As far as the user experience is concerned, you’ll get it almost the same as you get on Edge Chromium on Windows 10. In the first look, the new Edge feels like a tweaked version of Google Chrome with a similar user interface.
However, you won’t find features like fluent design, setting tabs aside, etc. But as you start using the browser more, you start to notice the differences. Microsoft has said it will bring many of the original Edge features as the development continues.
It’s not just Windows
Last month, Microsoft officially announced the Edge Chromium Canary builds for Apple’s computers running the macOS. This is part of their wider push to fit their web browser on almost every other platform. Talking about other platforms, the Edge Chromium preview builds are available for Android smartphones as well.

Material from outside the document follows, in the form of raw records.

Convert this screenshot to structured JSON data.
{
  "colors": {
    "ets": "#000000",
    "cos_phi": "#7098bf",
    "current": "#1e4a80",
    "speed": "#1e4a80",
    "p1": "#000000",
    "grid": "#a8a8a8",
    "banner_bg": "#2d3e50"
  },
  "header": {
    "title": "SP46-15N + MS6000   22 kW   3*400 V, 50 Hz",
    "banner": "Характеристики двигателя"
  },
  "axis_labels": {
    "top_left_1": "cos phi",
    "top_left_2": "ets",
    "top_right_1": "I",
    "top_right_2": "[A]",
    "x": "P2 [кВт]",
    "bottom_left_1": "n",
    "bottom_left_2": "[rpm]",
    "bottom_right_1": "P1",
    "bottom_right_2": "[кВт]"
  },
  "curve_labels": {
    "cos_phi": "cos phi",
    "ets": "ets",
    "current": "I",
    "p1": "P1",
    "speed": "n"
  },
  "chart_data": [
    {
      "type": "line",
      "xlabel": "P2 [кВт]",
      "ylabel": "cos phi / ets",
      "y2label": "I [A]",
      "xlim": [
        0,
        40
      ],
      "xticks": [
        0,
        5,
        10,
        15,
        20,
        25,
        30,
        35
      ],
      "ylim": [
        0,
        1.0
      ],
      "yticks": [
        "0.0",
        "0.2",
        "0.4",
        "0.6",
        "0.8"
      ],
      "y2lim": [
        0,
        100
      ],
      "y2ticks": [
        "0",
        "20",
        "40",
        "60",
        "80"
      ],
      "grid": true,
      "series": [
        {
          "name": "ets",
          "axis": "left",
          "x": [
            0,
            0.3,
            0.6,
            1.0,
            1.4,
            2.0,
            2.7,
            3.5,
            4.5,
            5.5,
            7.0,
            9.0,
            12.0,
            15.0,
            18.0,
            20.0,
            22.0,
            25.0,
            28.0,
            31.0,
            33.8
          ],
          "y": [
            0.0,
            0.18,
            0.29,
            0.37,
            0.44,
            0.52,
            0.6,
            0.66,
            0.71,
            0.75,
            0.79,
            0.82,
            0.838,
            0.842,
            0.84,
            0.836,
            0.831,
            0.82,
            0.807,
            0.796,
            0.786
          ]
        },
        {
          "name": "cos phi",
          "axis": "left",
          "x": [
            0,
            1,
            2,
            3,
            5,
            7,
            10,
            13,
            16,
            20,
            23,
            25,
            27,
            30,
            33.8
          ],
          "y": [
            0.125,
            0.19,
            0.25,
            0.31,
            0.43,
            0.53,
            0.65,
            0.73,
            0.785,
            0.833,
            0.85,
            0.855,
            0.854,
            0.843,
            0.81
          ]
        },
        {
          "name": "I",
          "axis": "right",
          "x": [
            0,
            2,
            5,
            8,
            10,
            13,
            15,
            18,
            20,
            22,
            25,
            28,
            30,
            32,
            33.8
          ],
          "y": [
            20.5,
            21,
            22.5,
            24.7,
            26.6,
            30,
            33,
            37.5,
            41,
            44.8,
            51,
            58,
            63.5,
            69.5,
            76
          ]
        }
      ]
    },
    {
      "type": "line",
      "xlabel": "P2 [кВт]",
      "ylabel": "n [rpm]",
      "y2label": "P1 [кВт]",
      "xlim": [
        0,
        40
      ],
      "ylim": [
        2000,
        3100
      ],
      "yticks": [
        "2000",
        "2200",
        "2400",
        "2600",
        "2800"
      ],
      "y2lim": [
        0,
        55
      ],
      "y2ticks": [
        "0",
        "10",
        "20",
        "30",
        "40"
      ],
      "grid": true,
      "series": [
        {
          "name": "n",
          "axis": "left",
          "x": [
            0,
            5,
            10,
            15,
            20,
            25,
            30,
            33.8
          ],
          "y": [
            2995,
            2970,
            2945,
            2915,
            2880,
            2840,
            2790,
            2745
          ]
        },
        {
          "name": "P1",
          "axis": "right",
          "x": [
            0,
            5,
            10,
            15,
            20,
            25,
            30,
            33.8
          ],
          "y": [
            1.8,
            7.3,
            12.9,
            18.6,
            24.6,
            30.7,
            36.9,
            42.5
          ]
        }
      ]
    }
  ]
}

How was Edge Chromium born?
Initially, the Edge browser came to life with the release of Windows 10 in 2015. Just like Internet Explorer, it came pre-loaded on Windows 10. Still, not many people could convince themselves to use it over alternatives like Chrome and Firefox.
One big reason behind the slow adoption of Microsoft Edge was the lack of browser extensions. At one point, Edge had a total of 70 extensions that users could download. I assume the numbers haven’t increased much since then. By adding support for Chromium, Edge users will be able to install tons of extensions that exist on the Chrome Web Store.
Another reason was the fact that Edge used the home-baked EdgeHTML engine and was based on Microsoft’s Universal Windows Platform. It was an initiative taken by the company to unify the app experience across devices of different form factors and use cases.
UWP wasn’t supported on Windows 7 and Windows 8, and users couldn’t install Edge on their machines. Ultimately, Microsoft has pulled back on its UWP dreams, and that’s when it decided to use Chromium as the base for Edge. As you might know, Chromium is the open-source browser that fuels Google Chrome.
Hopefully, Edge Chromium will let Microsoft claim the browser supremacy it once had in the past.